Oui, et le train est l’endroit où un forfait voyage justifie son prix sur ce séjour. Votre forfait se connecte au réseau local disponible le long du trajet et bascule sur le réseau du pays suivant au passage de la frontière, à condition que ce pays figure sur votre liste de couverture. Le sans-fil à bord des trains européens est souvent mauvais ou absent, vos propres données sont donc généralement la meilleure connexion. Les pays que vous ne faites que traverser sans utiliser votre téléphone n’ont pas besoin d’être couverts.
Une eSIM Europe couvre-t-elle les marchés de Noël de Belgrade ou de Sarajevo ?
Pas sur la liste la moins chère. La Serbie et la Macédoine du Nord ne figurent que sur la couverture européenne plus large, environ deux fois plus chère, donc pour Belgrade ou Skopje le moins cher est généralement de garder le forfait Europe bon marché et d’acheter la Serbie séparément à côté. La Bosnie et le Monténégro ne sont sur aucune liste européenne et ne se vendent qu’en forfaits nationaux, et la Bosnie est de loin le pays le plus cher de ce guide. Zagreb, en revanche, est sur la liste la moins chère comme partout ailleurs.
L’illimité vaut-il le coup pour un voyage de quatre jours aux marchés ?
Non. Un court city-break hivernal est presque le cas le plus faible pour l’illimité : vous êtes à l’intérieur en sans-fil une bonne partie du temps, dehors dans le froid le reste, et les journées sont courtes. L’illimité sur une brève fenêtre coûte plusieurs fois un forfait fixe qui aurait couvert le séjour deux fois. Il mérite son prix quand vous regardez vraiment des vidéos ou partagez votre connexion toute la journée, et ce n’est pas ce voyage.
Quand dois-je acheter mon eSIM pour un voyage en décembre ?
Quand cela vous arrange, car le compteur de validité démarre à la première connexion à l’étranger et non à l’achat. Acheter en octobre pour un voyage de décembre ne coûte rien de plus et règle la question avant le mois le plus chargé de l’année. Installez-la à la maison pendant que vous avez du sans-fil, vérifiez que la ligne apparaît dans vos réglages, et laissez-la éteinte jusqu’à l’atterrissage.
Une seule eSIM peut-elle couvrir un voyage de marchés en décembre et un voyage du Nouvel An ?
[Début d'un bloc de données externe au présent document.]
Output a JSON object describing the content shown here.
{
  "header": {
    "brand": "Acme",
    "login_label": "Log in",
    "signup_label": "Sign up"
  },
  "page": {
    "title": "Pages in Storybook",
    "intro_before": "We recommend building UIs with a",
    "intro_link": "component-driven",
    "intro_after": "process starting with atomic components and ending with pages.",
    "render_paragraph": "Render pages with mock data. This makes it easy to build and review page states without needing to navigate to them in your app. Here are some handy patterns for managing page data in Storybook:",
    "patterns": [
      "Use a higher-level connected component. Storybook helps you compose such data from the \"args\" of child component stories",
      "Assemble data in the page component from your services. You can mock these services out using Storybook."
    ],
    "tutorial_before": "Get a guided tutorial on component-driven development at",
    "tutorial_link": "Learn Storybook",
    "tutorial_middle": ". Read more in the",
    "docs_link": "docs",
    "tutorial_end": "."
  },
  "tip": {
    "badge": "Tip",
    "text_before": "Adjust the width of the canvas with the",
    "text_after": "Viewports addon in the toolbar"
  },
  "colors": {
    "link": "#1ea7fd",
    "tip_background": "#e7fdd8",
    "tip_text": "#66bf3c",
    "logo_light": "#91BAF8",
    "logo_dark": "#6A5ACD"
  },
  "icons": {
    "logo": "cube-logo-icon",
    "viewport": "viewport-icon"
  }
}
Souvent oui. Comme le compteur démarre à votre première connexion, un forfait doté d’un mois de validité acheté pour un week-end de début décembre est fréquemment encore vivant au Nouvel An. Cela convient particulièrement au schéma Prague et Vienne, puisque Prague va jusqu’au 6 janvier et que Vienne garde sa patinoire dans le nouvel an. Vérifiez les jours restants dans votre tableau de bord avant d’y compter, et si les données sont épuisées mais pas la fenêtre, rechargez plutôt que de racheter.